3. The Super Badass Hero Whose Super Badass Past is Ridiculously Badass
Tobin Frost in “Safe House” isn’t just a very good former CIA agent, he’s a brilliant former CIA agent. Steven Seagal is never just a really good former shadowy agent, he was one of the best, if not the best. There is always a moment in any action movie where the bad guy (or some doofus) wonders out loud who it is they’re dealing with, leading a third party to scoff at their ignorance, before helpfully informing them (and us) about our hero’s super secret badass past that is so super badass that it borders on being super ridiculous. See, this guy isn’t just really good at his job, he might very well be the best. The exception to this cliche is when you’re dealing with an action movie where the hero is an Everyman. “Die Hard’s” John McClane also bucked this cliche at first, but let’s face it, even John McClane has become something of a supercop since the first movie. “Let me tell you a little something about John McClane, when it comes to dealing with terrorists in a confined space, this guy is the best there is or ever was,” etc.

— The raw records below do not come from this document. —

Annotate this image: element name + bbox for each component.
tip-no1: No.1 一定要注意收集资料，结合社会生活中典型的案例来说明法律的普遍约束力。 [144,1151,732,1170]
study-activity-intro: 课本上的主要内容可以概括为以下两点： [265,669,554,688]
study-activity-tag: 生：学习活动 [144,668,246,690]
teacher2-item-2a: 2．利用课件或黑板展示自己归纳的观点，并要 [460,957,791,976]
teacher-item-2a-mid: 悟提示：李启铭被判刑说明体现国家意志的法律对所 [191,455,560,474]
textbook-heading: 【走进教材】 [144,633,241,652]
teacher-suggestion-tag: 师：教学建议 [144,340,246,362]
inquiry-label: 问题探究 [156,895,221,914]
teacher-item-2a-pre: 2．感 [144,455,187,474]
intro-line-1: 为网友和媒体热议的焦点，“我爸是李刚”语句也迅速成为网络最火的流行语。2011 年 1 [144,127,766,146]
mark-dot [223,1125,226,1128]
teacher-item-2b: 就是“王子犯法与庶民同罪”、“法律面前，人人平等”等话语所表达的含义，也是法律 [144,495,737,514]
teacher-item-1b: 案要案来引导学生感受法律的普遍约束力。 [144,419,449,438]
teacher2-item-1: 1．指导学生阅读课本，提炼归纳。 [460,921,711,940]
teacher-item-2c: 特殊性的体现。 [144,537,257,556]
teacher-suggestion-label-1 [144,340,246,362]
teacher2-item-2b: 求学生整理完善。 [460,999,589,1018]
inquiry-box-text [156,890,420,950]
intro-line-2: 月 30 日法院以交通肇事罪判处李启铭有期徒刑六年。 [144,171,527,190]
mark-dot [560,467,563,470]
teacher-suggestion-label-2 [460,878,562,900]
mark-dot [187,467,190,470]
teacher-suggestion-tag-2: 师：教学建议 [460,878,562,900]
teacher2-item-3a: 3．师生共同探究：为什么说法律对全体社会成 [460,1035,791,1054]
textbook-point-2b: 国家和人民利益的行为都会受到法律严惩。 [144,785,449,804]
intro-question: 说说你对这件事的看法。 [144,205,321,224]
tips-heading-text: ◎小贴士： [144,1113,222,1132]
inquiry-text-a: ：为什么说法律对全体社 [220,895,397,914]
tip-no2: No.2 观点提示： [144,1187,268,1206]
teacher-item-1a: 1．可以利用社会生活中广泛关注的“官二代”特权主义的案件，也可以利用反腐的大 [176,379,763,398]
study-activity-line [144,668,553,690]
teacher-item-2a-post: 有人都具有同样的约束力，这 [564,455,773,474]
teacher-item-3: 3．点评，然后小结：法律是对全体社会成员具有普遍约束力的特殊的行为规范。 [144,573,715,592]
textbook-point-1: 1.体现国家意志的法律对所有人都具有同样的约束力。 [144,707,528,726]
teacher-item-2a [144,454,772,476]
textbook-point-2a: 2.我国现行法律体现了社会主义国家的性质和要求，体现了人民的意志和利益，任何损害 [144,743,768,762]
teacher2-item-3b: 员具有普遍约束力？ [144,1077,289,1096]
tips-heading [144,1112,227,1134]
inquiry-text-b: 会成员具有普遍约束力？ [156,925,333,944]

4. The Amazingly Super Quiet Silencer
PFFT PFFT! It probably comes as no surprise to you that most Hollywood filmmakers have never actually used guns before. Or even been around real guns, it seems considering all the ridiculous things they have guns doing in their movies. Here’s the truth for you kids out there: silencers/suppressors for guns are NOT THAT QUIET. They don’t produce a soft, barely audible PFFT PFFT! sound when you use them. In fact, they tend to go BANG BANG!. You know, just like when you don’t have silencers attached to your fancy handguns. There is a noticeable difference, sure, between a gun with and without a silencer, but the difference isn’t so dramatic as shown in movies. Sorry to burst your bubble, but having a silencer on your gun won’t turn you into a silent assassin. It will, though, turn you into a slightly quieter (thought not by very much) assassin. Here’s what a real gun with and without a silencer sounds like in real life:
5. The Helpful Local Who is Different From All The Rest
Everyone in the Scott Atkins movie “El Gringo” is a backstabbing, uber violent, gangbanging Mexican except that one hot chick who, for whatever reason, decides to help our hero out. Likewise, everyone in the Mel Gibson prison movie “How I Spent My Summer Vacation” is a vicious Mexican criminal except the spunky kid and his mom who decide, for whatever reason, to show our hero the ropes so he can survive his new surroundings. Most action movies have the subtlety of a sledgehammer when it comes to portraying cultures different from the filmmaker’s. Which is why they tend to compensate by offering up at least one exception to the rule so they can point to and say, “See? We’re not saying all Muslims are terrorists, look at the spunky kid/hot babe helping out our hero!” Obviously one “good” character in a sea of stereotypically “bad” ones doesn’t make action films any less racist/culturally insensitve, but at least they’re, you know, trying. Right? Plus, if she’s a hot babe, that’s just gravy.